Apparently some doddering old fart in Omaha, Nebraska published a celebratory letter yesterday in connection with an obscure anniversary some of you might have heard about. Something to do with a mid-range furniture store or failed textile mill or something. Anyway, I felt compelled to read it, if only because every financial pundit in the Western Hemisphere has been recommending its salutary virtues to me with a fervor approaching the evangelical. Personally, I found it more hokey and self-congratulatory than illuminating, but then again I tend to prefer my moral fiber to come unencumbered by six cups of refined sugar and smug self satisfaction per serving. I know, I know: I am downright un-American.

If you care about the content of this man’s nattering—and the compl(i/e)mentary nattering of his partner in cast iron cheer—I would refer you to Matt Levine, who offered a very serviceable summary unburdened by the usual encomia breathlessly showered on this duo by all and sundry. He points out that the success of the business purchasing part of this entity can be neatly reduced to the skill with which the principal buys and sells said businesses, and not hands on management and supervision thereof, which said demiurge studiously avoids. This strikes me as essentially correct. He also calls attention to an aspect of the jolly old elf’s behavior that tends to be overlooked by his cheerleaders: he is a ruthless allocator of the bounteous capital at his command. Far from his image as a genial rich uncle offering cozy and undemanding shelter from the withering blasts of shareholder capitalism to skittish families and corporate management teams in search of a few shekels to renovate their yachts, Mr. Buffett drives a hard bargain going in and, in the event the bloom comes off the rose, delivers an even harder kick in the pants going out.

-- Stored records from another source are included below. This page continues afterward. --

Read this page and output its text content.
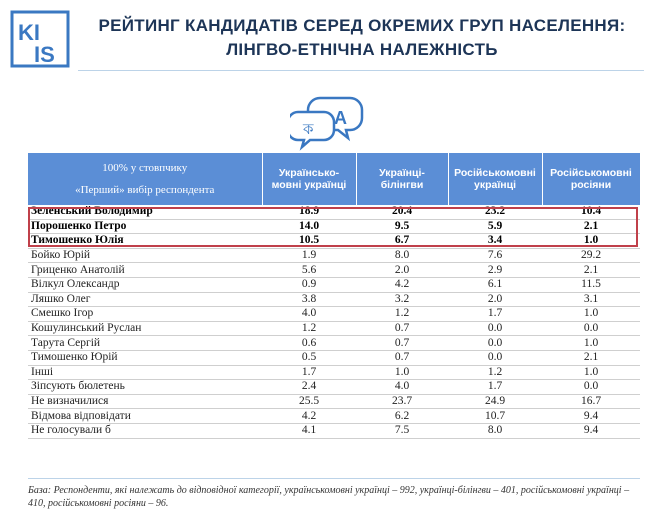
KI
IS
РЕЙТИНГ КАНДИДАТІВ СЕРЕД ОКРЕМИХ ГРУП НАСЕЛЕННЯ:
ЛІНГВО-ЕТНІЧНА НАЛЕЖНІСТЬ
A
ক
100% у стовпчику
«Перший» вибір респондента	Українсько-мовні українці	Українці-білінгви	Російськомовні українці	Російськомовні росіяни
Зеленський Володимир	18.9	20.4	23.2	10.4
Порошенко Петро	14.0	9.5	5.9	2.1
Тимошенко Юлія	10.5	6.7	3.4	1.0
Бойко Юрій	1.9	8.0	7.6	29.2
Гриценко Анатолій	5.6	2.0	2.9	2.1
Вілкул Олександр	0.9	4.2	6.1	11.5
Ляшко Олег	3.8	3.2	2.0	3.1
Смешко Ігор	4.0	1.2	1.7	1.0
Кошулинський Руслан	1.2	0.7	0.0	0.0
Тарута Сергій	0.6	0.7	0.0	1.0
Тимошенко Юрій	0.5	0.7	0.0	2.1
Інші	1.7	1.0	1.2	1.0
Зіпсують бюлетень	2.4	4.0	1.7	0.0
Не визначилися	25.5	23.7	24.9	16.7
Відмова відповідати	4.2	6.2	10.7	9.4
Не голосували б	4.1	7.5	8.0	9.4
База: Респонденти, які належать до відповідної категорії, українськомовні українці – 992, українці-білінгви – 401, російськомовні українці – 410, російськомовні росіяни – 96.
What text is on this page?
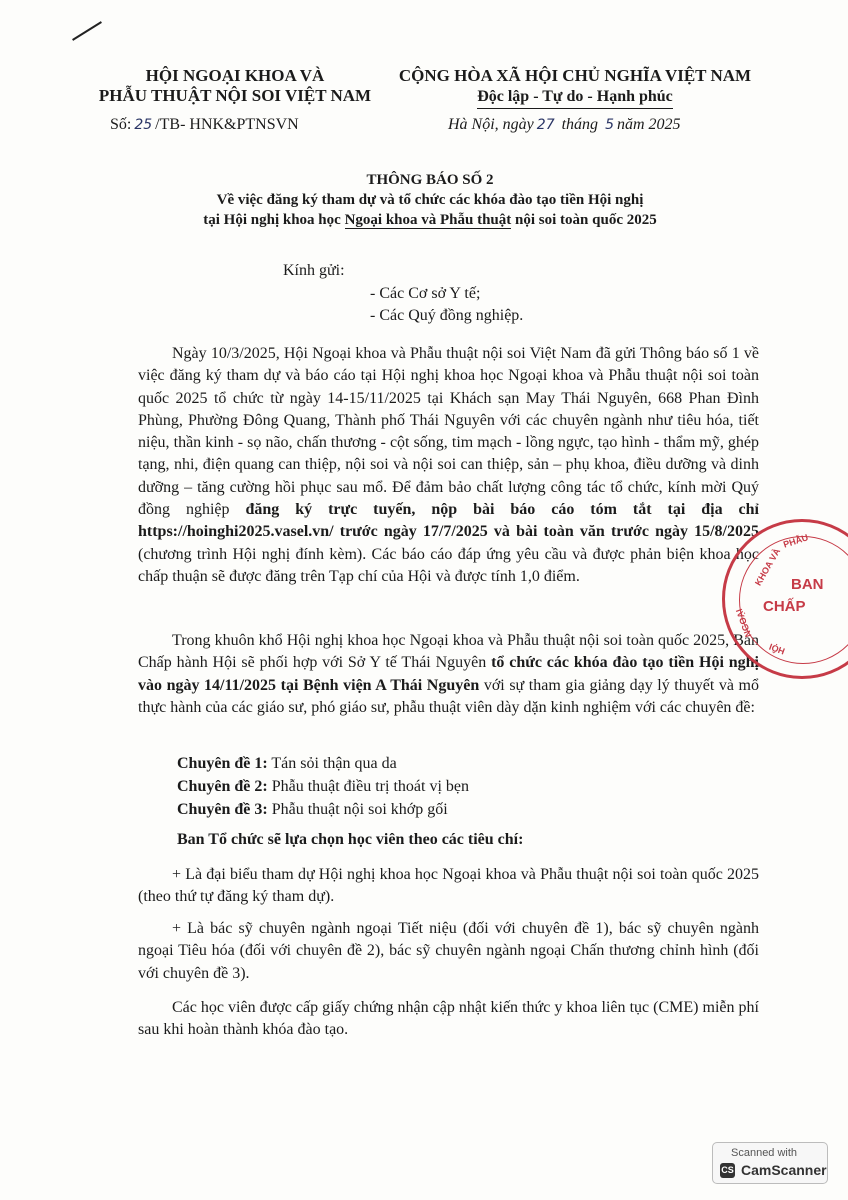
HỘI NGOẠI KHOA VÀ
PHẪU THUẬT NỘI SOI VIỆT NAM
CỘNG HÒA XÃ HỘI CHỦ NGHĨA VIỆT NAM
Độc lập - Tự do - Hạnh phúc
Số: 25 /TB- HNK&PTNSVN	Hà Nội, ngày 27 tháng 5 năm 2025
THÔNG BÁO SỐ 2
Về việc đăng ký tham dự và tổ chức các khóa đào tạo tiền Hội nghị
tại Hội nghị khoa học Ngoại khoa và Phẫu thuật nội soi toàn quốc 2025
Kính gửi:
- Các Cơ sở Y tế;
- Các Quý đồng nghiệp.
Ngày 10/3/2025, Hội Ngoại khoa và Phẫu thuật nội soi Việt Nam đã gửi Thông báo số 1 về việc đăng ký tham dự và báo cáo tại Hội nghị khoa học Ngoại khoa và Phẫu thuật nội soi toàn quốc 2025 tổ chức từ ngày 14-15/11/2025 tại Khách sạn May Thái Nguyên, 668 Phan Đình Phùng, Phường Đông Quang, Thành phố Thái Nguyên với các chuyên ngành như tiêu hóa, tiết niệu, thần kinh - sọ não, chấn thương - cột sống, tim mạch - lồng ngực, tạo hình - thẩm mỹ, ghép tạng, nhi, điện quang can thiệp, nội soi và nội soi can thiệp, sản – phụ khoa, điều dưỡng và dinh dưỡng – tăng cường hồi phục sau mổ. Để đảm bảo chất lượng công tác tổ chức, kính mời Quý đồng nghiệp đăng ký trực tuyến, nộp bài báo cáo tóm tắt tại địa chỉ https://hoinghi2025.vasel.vn/ trước ngày 17/7/2025 và bài toàn văn trước ngày 15/8/2025 (chương trình Hội nghị đính kèm). Các báo cáo đáp ứng yêu cầu và được phản biện khoa học chấp thuận sẽ được đăng trên Tạp chí của Hội và được tính 1,0 điểm.
Trong khuôn khổ Hội nghị khoa học Ngoại khoa và Phẫu thuật nội soi toàn quốc 2025, Ban Chấp hành Hội sẽ phối hợp với Sở Y tế Thái Nguyên tổ chức các khóa đào tạo tiền Hội nghị vào ngày 14/11/2025 tại Bệnh viện A Thái Nguyên với sự tham gia giảng dạy lý thuyết và mổ thực hành của các giáo sư, phó giáo sư, phẫu thuật viên dày dặn kinh nghiệm với các chuyên đề:
Chuyên đề 1: Tán sỏi thận qua da
Chuyên đề 2: Phẫu thuật điều trị thoát vị bẹn
Chuyên đề 3: Phẫu thuật nội soi khớp gối
Ban Tổ chức sẽ lựa chọn học viên theo các tiêu chí:
+ Là đại biểu tham dự Hội nghị khoa học Ngoại khoa và Phẫu thuật nội soi toàn quốc 2025 (theo thứ tự đăng ký tham dự).
+ Là bác sỹ chuyên ngành ngoại Tiết niệu (đối với chuyên đề 1), bác sỹ chuyên ngành ngoại Tiêu hóa (đối với chuyên đề 2), bác sỹ chuyên ngành ngoại Chấn thương chỉnh hình (đối với chuyên đề 3).
Các học viên được cấp giấy chứng nhận cập nhật kiến thức y khoa liên tục (CME) miễn phí sau khi hoàn thành khóa đào tạo.
PHẪU
KHOA VÀ
NGOẠI
HỘI
BAN
CHẤP
Scanned with
CS CamScanner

Warren buys cheap, and then he owns your ass in perpetuity, unless he decides to dump you. Which is just fine, by the way: it’s what his shareholders want him to do, and he has been very successful at it. It just amuses me this incontrovertible characterization seems to elude almost everybody who has gushed about him in the past.

* * *

Aaannnyhoo, Warren Buffett is a serial acquirer of companies, inter alia, and he is indisputably good at it. And this explains (if does not condone) the snarky barbs he sends my direction, railing against investment bankers, to which my response is the entire point of this peroration. Now everybody knows, your defensive correspondent included, that nobody likes investment bankers, so I do not anticipate my remarks will undermine the regard in which the Great Man is held by anybody. Nor do I begrudge a beloved financial celebrity and multibillionaire a little fun in kicking the mangy village cur everybody hates, but I do hope to persuade at least a few of you that Mr. Buffett’s critique of my industry is not disinterested.